Monday, March 25, 2013

Questions from Pierce School

Another school that sent us a bunch of letters with questions was the Pierce School.  Their letters were awesome and super creative, and a real treat to read - it looks like they are a bunch of budding scientists!

In addition to the questions I answered for the Curley School (students at both schools were interested in learning more about Antarctic extremes, the types of animals that live there, and the importance of our work, so if you want to see my answers to those questions go to the previous post), the students at the Pierce School were very interested in some of the questions about life.

Q1: How did you decide to become a geologist?

I love this question!  Just as with people working any job, scientists all have various reasons why they chose to work in their particular field.  The difference with scientists is that they generally love what they do because they are doing/imagining/discovering things no one has ever dreamed of before!  Don't believe that scientists love their jobs more than other people?  The government surveys its employees to see how much they like their jobs - people who work for NASA love their jobs more than any other department!

Anyway, this is my personal story of how I became a geologist so if you are thinking about becoming one as well (woooo!), know that this is just one path and you get to write your own story.  I grew up wanting to be a scientist because I wanted to explore the world and learn how things work.  However, geology never crossed my mind until college.  My family loves the outdoors and so we went hiking and camping a lot, which gave me the chance to see all sorts of geology - fossils from extinct animals that lived in an ancient sea (in Ohio of all places), scrapes on mountaintops from huge ice sheets that used to cover the northern US.  Though I was developing a love of science and of the outdoors, I still didn't know I could combine the two.  When I started college, I began pursuing a degree in physics because that seemed cool, but when I began physics research I was stuck inside on beautiful sunny days.  Still, I didn't realize geology was something I could do.  The 'aha!' moment struck literally on top of a mountain.  I had been hiking all day and when I reached the top I took a break and started chatting with a random person I met up there.  She began telling me all about how everything we could see from our mountaintop perch had formed, and that I too could learn about it.  I was hooked and immediately reorganized everything to accommodate my new study.  I have absolutely no idea who this woman was, and am sorry that I cannot thank her for changing my life.

Become a geologist and get to see the world!  And get goofy haircuts because no one is around to make fun of you...

Q2: What do you do in your spare time in the tent?

First of all, we don't have very much spare time - we work most of the day, all seven days of the week.  We get up, eat breakfast, work until dinner, then compile our data until we go to sleep.  Right before we go to sleep, we sometimes read or listen to music just to unwind from a long day.  Breakfast and dinner are laid back (lunch is just a quick snack sometime during the day), so we can relax a bit then, which means chatting and maybe listening to music on our iPods.  We do take a day off each for Thanksgiving and Christmas, which we might spend hiking, reading, or cooking a fancy meal.  If the weather is bad (hurricane-force winds, for example), we can also be forced to stay inside the tent.  Some of these days we can still get things done in the tent, prepping experiments for when the nice weather returns, but if we run out of work then we just sit, chat, read, listen to music, and hope the tent does not blow away!  I spent a bunch of free time writing this blog and making videos for it.

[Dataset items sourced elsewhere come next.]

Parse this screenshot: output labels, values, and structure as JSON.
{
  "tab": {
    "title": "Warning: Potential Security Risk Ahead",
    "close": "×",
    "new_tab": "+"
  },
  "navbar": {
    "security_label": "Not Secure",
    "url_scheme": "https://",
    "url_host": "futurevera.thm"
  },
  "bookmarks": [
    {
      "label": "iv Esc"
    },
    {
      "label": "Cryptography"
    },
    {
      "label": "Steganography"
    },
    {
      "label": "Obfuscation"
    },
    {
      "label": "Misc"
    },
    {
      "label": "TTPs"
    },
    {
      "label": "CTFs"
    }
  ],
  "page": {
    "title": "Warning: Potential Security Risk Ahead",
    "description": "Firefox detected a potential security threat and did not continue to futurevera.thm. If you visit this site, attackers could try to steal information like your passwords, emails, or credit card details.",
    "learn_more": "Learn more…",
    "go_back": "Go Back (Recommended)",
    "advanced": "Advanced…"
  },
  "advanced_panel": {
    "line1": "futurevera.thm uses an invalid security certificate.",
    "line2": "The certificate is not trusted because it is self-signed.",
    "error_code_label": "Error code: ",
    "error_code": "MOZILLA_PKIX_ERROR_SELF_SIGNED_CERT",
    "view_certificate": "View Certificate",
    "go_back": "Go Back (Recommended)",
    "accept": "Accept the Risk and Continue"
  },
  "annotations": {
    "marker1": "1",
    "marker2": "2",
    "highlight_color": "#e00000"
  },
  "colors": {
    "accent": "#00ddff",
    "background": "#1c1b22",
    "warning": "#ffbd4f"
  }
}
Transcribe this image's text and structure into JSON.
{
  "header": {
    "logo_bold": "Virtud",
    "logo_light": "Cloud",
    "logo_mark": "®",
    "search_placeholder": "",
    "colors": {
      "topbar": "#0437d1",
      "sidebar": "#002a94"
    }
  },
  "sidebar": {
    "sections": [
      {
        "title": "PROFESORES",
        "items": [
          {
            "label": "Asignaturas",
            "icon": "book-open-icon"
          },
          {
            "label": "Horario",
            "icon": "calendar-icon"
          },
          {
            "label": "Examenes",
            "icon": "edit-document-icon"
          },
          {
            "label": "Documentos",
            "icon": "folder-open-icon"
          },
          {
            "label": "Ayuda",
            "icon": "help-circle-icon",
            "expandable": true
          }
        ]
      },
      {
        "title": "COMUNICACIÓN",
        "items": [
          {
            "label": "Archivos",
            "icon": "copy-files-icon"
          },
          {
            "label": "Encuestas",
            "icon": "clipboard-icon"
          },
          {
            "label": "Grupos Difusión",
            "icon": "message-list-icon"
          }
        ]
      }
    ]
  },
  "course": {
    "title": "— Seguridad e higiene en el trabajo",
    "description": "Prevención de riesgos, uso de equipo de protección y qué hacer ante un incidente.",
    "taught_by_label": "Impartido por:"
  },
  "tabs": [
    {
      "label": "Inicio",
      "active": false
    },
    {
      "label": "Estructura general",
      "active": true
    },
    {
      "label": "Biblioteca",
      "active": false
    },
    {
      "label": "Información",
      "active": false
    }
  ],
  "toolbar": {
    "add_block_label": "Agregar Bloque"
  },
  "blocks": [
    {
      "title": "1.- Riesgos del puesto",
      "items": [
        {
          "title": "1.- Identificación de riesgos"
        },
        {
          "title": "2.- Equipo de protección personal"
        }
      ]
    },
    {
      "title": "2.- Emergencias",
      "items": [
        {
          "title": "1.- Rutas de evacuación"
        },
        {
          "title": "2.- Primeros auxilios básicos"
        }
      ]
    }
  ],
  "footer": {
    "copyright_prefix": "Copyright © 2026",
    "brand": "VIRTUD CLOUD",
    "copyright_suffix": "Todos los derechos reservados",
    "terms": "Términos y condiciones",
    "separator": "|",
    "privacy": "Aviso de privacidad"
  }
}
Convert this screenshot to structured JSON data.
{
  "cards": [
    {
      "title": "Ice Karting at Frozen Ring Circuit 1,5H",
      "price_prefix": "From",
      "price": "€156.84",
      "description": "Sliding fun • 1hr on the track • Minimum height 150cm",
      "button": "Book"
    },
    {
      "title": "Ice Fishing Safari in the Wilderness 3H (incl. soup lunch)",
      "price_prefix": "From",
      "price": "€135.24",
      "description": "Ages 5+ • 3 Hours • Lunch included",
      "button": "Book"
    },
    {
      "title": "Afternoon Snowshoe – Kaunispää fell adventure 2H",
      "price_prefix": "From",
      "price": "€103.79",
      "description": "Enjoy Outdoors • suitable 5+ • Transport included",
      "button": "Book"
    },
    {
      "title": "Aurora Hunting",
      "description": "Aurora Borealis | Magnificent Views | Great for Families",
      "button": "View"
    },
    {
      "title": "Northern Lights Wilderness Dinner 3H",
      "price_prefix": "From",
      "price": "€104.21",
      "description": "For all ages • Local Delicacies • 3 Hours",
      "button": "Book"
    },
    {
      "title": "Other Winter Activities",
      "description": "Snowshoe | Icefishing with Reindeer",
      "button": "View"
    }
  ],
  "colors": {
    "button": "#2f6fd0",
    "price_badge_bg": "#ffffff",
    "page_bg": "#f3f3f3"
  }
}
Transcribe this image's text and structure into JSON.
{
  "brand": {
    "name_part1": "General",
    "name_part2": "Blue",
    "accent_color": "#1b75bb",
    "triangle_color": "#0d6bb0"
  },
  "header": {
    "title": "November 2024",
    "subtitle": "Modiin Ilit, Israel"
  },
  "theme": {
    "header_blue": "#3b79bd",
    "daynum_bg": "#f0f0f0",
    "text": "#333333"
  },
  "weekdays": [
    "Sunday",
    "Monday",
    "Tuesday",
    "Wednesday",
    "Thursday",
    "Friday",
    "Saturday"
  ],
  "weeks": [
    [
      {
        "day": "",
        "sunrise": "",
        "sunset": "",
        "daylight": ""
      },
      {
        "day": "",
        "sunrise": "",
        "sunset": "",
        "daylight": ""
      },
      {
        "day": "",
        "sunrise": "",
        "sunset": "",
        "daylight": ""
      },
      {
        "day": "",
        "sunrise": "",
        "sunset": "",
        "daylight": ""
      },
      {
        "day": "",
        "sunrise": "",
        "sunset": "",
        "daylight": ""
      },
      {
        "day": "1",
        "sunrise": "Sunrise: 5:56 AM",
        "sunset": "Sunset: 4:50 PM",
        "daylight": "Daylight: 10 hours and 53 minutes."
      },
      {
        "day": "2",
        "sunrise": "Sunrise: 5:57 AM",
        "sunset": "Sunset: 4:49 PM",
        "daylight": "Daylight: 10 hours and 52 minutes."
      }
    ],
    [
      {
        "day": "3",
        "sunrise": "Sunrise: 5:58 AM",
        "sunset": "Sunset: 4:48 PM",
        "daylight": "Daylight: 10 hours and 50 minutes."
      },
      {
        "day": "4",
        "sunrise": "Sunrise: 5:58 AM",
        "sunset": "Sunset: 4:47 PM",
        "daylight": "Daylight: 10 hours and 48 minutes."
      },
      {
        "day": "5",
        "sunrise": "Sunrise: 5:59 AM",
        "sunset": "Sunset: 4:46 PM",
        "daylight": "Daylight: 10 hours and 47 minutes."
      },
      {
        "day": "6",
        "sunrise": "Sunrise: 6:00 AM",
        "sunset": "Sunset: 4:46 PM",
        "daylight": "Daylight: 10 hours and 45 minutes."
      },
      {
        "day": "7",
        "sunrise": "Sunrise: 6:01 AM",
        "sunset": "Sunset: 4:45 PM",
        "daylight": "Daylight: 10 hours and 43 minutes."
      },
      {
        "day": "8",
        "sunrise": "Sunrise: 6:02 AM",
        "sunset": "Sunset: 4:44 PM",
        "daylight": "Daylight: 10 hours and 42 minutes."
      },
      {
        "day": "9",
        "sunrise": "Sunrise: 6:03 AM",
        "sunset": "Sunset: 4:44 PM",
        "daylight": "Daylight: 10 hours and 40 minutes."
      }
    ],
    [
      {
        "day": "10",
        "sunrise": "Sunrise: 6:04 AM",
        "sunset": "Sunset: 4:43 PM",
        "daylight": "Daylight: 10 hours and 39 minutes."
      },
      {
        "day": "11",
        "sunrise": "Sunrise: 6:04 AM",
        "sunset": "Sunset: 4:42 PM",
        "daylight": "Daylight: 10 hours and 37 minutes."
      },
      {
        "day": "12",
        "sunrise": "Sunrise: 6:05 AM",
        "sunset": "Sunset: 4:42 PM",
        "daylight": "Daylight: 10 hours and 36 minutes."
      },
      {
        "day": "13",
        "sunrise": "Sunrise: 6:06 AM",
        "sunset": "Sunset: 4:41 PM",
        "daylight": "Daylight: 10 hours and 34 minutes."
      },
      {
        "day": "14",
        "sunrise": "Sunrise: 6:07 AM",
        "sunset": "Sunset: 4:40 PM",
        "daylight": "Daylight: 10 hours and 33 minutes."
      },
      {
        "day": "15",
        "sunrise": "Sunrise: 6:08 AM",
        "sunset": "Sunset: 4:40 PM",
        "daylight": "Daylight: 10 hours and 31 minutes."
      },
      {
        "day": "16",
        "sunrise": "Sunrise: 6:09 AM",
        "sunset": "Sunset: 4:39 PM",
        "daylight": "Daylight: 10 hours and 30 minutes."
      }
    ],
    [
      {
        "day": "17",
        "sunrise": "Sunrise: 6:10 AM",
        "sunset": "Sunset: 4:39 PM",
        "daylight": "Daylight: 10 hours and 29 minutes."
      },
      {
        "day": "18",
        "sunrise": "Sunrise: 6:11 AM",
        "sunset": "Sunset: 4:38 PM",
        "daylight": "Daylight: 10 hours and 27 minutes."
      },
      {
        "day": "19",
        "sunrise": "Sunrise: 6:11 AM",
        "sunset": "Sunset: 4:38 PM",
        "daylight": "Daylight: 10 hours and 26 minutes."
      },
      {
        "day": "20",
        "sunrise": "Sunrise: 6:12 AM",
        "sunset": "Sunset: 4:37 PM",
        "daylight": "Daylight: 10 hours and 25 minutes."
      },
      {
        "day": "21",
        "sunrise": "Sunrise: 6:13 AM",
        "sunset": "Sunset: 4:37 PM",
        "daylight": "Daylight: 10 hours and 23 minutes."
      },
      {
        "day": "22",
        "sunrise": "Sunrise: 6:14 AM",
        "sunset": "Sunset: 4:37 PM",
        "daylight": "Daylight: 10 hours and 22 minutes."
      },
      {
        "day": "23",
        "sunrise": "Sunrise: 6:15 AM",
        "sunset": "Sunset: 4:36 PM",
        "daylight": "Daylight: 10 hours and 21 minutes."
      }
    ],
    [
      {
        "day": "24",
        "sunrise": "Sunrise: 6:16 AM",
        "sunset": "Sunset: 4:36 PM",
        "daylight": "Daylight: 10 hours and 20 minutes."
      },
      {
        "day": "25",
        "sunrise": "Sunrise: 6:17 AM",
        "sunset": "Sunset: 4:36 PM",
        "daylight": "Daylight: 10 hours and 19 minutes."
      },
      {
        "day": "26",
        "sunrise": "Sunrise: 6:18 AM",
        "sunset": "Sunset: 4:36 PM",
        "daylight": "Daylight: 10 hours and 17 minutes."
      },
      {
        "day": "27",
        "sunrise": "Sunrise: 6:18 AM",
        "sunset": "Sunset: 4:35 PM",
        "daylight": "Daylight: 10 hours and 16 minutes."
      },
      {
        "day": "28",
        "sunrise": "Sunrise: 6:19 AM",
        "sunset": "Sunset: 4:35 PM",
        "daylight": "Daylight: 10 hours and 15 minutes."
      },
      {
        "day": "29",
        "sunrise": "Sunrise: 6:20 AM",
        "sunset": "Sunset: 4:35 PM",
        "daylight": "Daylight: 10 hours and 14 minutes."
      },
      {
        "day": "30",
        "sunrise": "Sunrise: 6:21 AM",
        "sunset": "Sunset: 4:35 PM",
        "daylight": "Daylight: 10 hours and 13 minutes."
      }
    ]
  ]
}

When the weather gets bad, why not take some pictures of it?  Here I have set up one of my cameras to take a time lapse of a storm rolling in.  It is set up on rock sample boxes that look unstable, but when full are 80 pounds each!  The rock box labelled "DINNER" is because we bring food out in the boxes, then send our rocks back in the empty boxes.
Despite the large amount of work, we do definitely still have fun and goof around - the weather was warm (by Antarctic standards) and  had absolutely no wind, so we thought it would be funny to sleep outside.